摘    要:采用水热法合成了负载K的纳米片状水滑石衍生CoAlO金属氧化物,其表现出优异的催化碳烟燃烧活性.氢气-程序升温还原(H2-TPR)实验结果表明,K与Co之间的相互作用提高了催化剂的氧化还原性能.X射线光电子能谱(XPS)分析结果表明,K的负载增大了表面Co2+/Co3+的比例,促进了氧空位的产生,提高了催化剂对气相氧的吸附能力.碳烟-程序升温还原(Soot-TPR)实验结果表明,K的负载增加了表面吸附氧数量.动力学实验结果表明,K的负载增加了单位质量催化剂上的活性氧数量、反应速率和转化频率(TOF),从而提高了催化剂的本征活性.另外,碳烟颗粒可以分散在纳米片的层间,与活性位点的接触效率得到提高,也有利于提高催化碳烟燃烧活性.

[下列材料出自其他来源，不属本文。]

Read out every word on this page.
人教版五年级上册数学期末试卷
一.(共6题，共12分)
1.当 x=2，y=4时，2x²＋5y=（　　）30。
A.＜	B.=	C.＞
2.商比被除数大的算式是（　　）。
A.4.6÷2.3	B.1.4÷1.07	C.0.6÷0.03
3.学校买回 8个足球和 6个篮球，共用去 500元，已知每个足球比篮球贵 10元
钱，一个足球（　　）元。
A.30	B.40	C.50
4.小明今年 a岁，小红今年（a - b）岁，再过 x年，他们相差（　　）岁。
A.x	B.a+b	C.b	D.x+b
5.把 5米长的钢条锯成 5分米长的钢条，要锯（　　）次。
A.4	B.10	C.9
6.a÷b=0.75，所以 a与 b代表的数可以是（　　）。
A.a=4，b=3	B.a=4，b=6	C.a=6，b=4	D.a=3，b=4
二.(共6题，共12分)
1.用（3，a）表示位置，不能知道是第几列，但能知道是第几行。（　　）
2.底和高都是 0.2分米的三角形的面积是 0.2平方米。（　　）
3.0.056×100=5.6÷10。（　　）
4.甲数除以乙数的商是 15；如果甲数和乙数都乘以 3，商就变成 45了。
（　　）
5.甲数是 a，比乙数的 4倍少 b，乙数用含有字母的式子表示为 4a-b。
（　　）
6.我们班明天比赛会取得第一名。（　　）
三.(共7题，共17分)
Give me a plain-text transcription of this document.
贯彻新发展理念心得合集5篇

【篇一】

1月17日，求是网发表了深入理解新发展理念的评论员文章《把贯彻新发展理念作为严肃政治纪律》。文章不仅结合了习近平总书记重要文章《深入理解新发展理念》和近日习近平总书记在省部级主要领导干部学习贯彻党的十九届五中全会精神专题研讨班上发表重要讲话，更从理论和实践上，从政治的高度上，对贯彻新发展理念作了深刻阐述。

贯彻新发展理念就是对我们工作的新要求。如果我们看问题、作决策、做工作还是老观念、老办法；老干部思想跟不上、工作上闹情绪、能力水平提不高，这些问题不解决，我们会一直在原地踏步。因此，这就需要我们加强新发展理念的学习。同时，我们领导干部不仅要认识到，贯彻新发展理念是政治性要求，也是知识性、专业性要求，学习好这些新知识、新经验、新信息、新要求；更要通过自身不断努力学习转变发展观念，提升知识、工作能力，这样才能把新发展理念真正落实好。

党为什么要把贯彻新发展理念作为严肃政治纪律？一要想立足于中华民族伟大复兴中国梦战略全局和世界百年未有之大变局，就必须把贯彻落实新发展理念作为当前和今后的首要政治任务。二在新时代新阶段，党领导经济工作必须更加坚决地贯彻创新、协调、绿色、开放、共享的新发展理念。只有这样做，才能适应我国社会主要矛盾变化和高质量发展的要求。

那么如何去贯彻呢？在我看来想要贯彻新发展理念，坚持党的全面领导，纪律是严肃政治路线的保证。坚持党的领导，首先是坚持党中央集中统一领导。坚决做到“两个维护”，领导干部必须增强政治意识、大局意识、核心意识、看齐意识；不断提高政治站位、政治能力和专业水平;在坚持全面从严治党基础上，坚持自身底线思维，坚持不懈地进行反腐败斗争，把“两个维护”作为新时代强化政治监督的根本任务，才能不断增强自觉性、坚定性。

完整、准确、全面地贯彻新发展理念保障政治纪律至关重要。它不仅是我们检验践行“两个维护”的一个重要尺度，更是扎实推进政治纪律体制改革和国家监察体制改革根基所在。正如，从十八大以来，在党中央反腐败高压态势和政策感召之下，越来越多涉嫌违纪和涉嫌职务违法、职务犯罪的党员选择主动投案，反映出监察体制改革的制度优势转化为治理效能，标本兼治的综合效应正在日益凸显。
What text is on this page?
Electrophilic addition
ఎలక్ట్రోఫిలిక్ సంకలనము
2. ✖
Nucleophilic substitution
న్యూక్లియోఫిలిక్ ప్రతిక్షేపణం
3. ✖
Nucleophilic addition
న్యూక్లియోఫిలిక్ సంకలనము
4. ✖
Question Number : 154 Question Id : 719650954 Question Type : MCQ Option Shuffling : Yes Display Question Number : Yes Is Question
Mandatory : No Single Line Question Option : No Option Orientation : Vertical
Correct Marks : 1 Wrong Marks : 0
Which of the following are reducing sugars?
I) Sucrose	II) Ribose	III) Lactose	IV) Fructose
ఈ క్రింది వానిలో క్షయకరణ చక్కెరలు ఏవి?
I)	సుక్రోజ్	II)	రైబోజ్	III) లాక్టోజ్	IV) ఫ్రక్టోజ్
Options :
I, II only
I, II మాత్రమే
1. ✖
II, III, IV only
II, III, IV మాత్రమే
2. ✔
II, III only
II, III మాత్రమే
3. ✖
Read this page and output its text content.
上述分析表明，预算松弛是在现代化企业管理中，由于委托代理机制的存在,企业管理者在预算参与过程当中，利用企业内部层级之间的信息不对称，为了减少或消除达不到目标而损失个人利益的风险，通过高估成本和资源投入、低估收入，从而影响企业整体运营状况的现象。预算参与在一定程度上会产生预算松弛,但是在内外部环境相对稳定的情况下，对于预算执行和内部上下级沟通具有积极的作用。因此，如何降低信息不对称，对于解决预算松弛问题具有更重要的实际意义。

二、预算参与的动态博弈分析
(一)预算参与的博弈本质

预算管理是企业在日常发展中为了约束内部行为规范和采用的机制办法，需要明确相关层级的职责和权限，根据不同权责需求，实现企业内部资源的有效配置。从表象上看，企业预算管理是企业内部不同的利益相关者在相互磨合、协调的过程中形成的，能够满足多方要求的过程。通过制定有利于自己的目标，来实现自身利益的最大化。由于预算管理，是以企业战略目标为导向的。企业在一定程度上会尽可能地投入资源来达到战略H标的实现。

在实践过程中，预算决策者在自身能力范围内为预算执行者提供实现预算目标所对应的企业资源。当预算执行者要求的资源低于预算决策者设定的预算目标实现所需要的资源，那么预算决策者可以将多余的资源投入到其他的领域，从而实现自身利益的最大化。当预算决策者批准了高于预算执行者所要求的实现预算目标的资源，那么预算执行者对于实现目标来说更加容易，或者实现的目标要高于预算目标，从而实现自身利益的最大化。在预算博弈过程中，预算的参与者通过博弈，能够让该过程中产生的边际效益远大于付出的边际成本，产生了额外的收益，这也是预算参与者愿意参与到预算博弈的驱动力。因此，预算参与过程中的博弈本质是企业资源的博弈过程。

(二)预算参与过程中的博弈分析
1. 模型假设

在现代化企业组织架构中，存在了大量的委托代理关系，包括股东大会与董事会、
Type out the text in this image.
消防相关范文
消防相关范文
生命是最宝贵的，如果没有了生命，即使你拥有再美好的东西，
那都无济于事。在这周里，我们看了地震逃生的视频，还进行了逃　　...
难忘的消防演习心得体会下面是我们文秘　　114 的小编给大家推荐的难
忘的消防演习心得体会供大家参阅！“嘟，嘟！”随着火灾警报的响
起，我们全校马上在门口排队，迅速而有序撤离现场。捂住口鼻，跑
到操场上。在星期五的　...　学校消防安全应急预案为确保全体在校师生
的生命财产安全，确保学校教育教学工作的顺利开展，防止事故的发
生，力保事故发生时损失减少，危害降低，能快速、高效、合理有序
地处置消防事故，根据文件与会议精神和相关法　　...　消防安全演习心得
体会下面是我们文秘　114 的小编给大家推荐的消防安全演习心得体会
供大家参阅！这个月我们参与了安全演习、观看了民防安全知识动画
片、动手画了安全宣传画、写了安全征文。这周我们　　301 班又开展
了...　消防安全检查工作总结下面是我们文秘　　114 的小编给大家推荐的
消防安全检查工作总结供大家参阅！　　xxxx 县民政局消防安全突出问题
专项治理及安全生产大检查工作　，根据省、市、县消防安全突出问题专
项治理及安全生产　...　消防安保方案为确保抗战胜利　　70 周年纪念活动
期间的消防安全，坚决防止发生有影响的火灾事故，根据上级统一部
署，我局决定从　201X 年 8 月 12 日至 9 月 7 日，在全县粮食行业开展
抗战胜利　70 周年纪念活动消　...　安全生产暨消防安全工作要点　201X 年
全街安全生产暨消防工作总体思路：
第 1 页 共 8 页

关 键 词:水滑石衍生金属氧化物  K与Co相互作用  氧空位  碳烟燃烧  纳米片形貌
收稿时间:2019-03-18

K Promoted Nanosheets-like Hydrotalcite-derived CoAlO Metal Oxides for Catalytic Soot Combustion
REN Wei,TIAN Ye,XING Lingli,YANG Yuexi,DING Tong,LI Xingang. K Promoted Nanosheets-like Hydrotalcite-derived CoAlO Metal Oxides for Catalytic Soot Combustion[J]. Chemical Research In Chinese Universities, 2019, 40(8): 1670. DOI: 10.7503/cjcu20190161
Authors:REN Wei  TIAN Ye  XING Lingli  YANG Yuexi  DING Tong  LI Xingang
Affiliation:Collaborative Innovation Center of Chemical Science and Engineering(Tianjin), Tianjin Key Laboratory of Applied Catalysis Science and Engineering, School of Chemical Engineering & Technology, Tianjin University, Tianjin 300354, China
Abstract:We synthesize the K supported nanosheets-like hydrotalcite-derived CoAlO metal oxide by a facile hydrothermal method, which exhibits the superior catalytic performance for soot combustion. The H2-TPR results show that the interaction between K and Co leads to the improved redox ability of 5K/CoAlO. The Co2p XPS results show that the Co2+/Co3+ ratios get increased after loading K on the CoAlO support. It demonstrates that the K loading promotes the transition of cobalt species from Co3+ to Co2+, which leads to the generation of oxygen vacancies. The O1s XPS results show that the Oads/(Oads + Olat) ratio increases after K loading. The soot-TPR results indicate that the interaction between K and Co contributes to the adsorption of gaseous O2 remarkably. During kinetic experiments, 5K/CoAlO exhibits the high reaction rate per unit mass of catalyst, active oxygen(O*) amount per unit mass of catalyst and TOF, which demonstrates that the interaction between K and Co improves the intrinsic activities of 5K/CoAlO. In addition, owing to the nanosheets-like morphology of 5K/CoAlO, the soot particulates could be highly dispersed on the nanosheets-like layers of 5K/CoAlO and get more access to active components, which is favorable to soot combustion. In summary, the improved amount of active oxygen species and the increased soot-catalyst contact efficiency guarantee the high soot combustion activity of our K supported CoAlO catalysts. Our work provides a novel approach to designing a highly efficient Co-based hydrotalcite-derived oxides catalyst for catalytic soot combustion.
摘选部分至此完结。